De vrouw verzoekt wat zij daar gesteld heeft eveneens als hier herhaald en ingelast te beschouwen.
Ook in deze zaak baseert de vrouw zich op dwang, dwaling c.q. bedrog en vordert de vrouw van de man ex art. 1:135 lid 1 BW.”
3.14.
Het
hofis van oordeel dat voor zover de vrouw zich baseert op art. 1:135 BW, de enkele verwijzing naar dit wetsartikel en naar productie 8 onvoldoende is om daaraan in het kader van art. 843a Rv een rechtmatig belang te kunnen ontlenen. Productie 8 is blijkens het productie-overzicht bij de memorie van grieven de “dagvaarding met producties in de bodemprocedure (…).”. Dit is een tweede bodemprocedure, die de vrouw bestempelt als “procedure tot verrekening” (pleitnota, p. 2). In die dagvaarding wordt echter nergens duidelijk hoe de (in de onderhavige procedure op grond van art. 843a Rv) verzochte informatie van belang is voor hetgeen in de tweede bodemprocedure wordt gevorderd. Het voor art. 843 Rv vereiste rechtmatige belang is daarmee dus niet gebleken. In de dagvaarding staat nog wel dat de vrouw “het juiste bedrag [van het pensioenvermogen per 31 december 2016 in [Beheer] Beheer B.V.] niet kan noemen, omdat de man weigert inzage in de jaarstukken 2016 (…) te geven]” (p. 12), maar voor toewijzing van de vordering is die informatie niet nodig, want de vrouw vordert “de man te veroordelen (…) de hoogte van de pensioenopbouw in eigen beheer binnen [Beheer] Beheer B.V. (…) vast te stellen, althans, naar het hof begrijpt dat de rechtbank de hoogte van die pensioenopbouw vaststelt (en dat de man dit aan de vrouw dient te betalen).
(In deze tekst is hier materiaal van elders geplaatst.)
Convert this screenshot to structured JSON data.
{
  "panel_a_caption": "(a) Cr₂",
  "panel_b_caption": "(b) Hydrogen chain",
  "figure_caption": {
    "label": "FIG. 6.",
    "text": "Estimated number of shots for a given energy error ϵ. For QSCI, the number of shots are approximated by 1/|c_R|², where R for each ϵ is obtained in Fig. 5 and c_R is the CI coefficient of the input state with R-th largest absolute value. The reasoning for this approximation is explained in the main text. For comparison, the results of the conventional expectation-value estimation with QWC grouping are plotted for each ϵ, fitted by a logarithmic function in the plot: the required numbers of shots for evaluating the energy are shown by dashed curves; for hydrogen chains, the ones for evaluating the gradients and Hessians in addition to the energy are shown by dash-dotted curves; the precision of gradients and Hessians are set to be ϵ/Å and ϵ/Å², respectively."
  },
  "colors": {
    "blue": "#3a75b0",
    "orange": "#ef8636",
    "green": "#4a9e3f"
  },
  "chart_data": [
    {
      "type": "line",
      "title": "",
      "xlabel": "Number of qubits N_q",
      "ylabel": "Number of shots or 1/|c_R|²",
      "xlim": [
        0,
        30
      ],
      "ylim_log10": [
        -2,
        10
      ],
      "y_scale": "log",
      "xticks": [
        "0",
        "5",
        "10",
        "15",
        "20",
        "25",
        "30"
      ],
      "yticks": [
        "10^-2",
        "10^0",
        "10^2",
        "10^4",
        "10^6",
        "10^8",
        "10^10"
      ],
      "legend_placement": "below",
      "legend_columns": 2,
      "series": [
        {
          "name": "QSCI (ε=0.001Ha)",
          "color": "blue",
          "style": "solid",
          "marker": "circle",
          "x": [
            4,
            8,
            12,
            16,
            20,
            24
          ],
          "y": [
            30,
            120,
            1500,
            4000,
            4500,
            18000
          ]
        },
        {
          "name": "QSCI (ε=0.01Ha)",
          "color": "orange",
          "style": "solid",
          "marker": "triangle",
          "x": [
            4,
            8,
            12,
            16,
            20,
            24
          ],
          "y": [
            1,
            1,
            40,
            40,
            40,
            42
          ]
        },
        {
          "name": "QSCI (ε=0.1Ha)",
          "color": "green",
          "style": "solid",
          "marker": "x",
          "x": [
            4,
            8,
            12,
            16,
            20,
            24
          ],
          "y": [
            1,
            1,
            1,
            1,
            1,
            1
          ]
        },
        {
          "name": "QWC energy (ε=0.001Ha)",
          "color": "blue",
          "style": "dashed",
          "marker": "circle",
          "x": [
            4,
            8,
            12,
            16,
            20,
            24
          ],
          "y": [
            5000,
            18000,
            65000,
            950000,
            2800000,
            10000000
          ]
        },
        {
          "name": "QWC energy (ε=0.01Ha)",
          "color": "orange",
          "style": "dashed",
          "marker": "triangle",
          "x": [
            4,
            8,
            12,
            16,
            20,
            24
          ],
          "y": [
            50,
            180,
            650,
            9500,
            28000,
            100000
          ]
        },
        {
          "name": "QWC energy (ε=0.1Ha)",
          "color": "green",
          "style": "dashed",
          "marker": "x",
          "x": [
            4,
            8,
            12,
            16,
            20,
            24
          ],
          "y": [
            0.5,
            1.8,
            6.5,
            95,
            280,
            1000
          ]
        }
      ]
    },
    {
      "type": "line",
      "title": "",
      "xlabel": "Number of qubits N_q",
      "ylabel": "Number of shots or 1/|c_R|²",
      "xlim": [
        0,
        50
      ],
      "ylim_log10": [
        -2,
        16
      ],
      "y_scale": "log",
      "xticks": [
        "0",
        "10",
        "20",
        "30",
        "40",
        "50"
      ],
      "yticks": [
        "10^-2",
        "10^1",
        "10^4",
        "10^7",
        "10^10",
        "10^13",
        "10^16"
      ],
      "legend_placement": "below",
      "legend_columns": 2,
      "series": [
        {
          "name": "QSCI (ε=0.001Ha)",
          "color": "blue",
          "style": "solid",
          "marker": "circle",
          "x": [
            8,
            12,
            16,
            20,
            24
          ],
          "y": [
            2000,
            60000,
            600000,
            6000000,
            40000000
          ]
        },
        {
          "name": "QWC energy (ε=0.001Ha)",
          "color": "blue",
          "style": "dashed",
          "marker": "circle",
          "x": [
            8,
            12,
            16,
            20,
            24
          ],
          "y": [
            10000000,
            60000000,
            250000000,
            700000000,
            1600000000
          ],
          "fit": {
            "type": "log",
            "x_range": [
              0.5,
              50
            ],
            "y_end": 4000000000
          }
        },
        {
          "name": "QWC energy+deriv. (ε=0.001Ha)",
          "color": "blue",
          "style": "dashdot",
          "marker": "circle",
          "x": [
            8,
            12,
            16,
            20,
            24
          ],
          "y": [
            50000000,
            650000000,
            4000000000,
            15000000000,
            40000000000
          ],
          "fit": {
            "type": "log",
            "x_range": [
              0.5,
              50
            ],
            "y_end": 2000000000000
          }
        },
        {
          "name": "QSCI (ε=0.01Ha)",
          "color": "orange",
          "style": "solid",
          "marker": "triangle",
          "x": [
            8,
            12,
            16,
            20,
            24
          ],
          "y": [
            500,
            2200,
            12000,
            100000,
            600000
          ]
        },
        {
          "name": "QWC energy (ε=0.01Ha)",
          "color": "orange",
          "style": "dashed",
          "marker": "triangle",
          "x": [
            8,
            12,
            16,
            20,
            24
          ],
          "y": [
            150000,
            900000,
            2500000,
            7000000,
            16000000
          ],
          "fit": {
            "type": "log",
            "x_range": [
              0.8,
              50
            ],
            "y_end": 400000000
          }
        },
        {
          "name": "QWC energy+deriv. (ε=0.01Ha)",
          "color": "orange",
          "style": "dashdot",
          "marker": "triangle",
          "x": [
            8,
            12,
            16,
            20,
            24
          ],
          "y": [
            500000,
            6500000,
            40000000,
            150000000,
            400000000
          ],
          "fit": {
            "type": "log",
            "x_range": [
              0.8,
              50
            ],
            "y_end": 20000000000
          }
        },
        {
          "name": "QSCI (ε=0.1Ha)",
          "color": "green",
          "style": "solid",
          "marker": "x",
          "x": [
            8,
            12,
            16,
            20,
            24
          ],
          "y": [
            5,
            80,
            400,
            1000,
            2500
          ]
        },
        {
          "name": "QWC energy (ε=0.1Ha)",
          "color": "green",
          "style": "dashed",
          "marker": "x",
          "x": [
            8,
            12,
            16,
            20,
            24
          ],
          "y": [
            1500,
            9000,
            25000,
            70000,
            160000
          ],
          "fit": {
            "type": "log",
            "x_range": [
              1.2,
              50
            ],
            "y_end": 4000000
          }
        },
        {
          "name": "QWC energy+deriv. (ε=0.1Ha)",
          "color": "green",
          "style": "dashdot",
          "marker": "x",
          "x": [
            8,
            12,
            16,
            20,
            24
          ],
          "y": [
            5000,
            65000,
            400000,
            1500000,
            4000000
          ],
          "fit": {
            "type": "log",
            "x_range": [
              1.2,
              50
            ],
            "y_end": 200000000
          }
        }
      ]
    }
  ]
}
Ook in dit licht bezien, heeft de vrouw onvoldoende duidelijk gemaakt waarin het voor art. 843a Rv vereiste rechtmatige belang is gelegen.
3.15.
Het voorgaande brengt met zich dat het door de vrouw gevorderde wordt afgewezen.
3.16.
Gelet op het feit dat partijen ex-echtgenoten zijn, ziet het hof geen aanleiding om, zoals gevorderd, de man te veroordelen in de proceskosten van dit geding dan wel om de vrouw te veroordelen in de proceskosten van het geding in beide instanties.

4.De uitspraak

Het hof:
bekrachtigt het vonnis waarvan beroep;
wijst af het meer of anders gevorderde;
compenseert de proceskosten in hoger beroep aldus, dat iedere partij de eigen kosten draagt.
Dit arrest is gewezen door mrs. G.J. Vossestein, M.J. van Laarhoven en T.J. Mellema-Kranenburg en is in het openbaar uitgesproken door de rolraadsheer op 21 september 2021.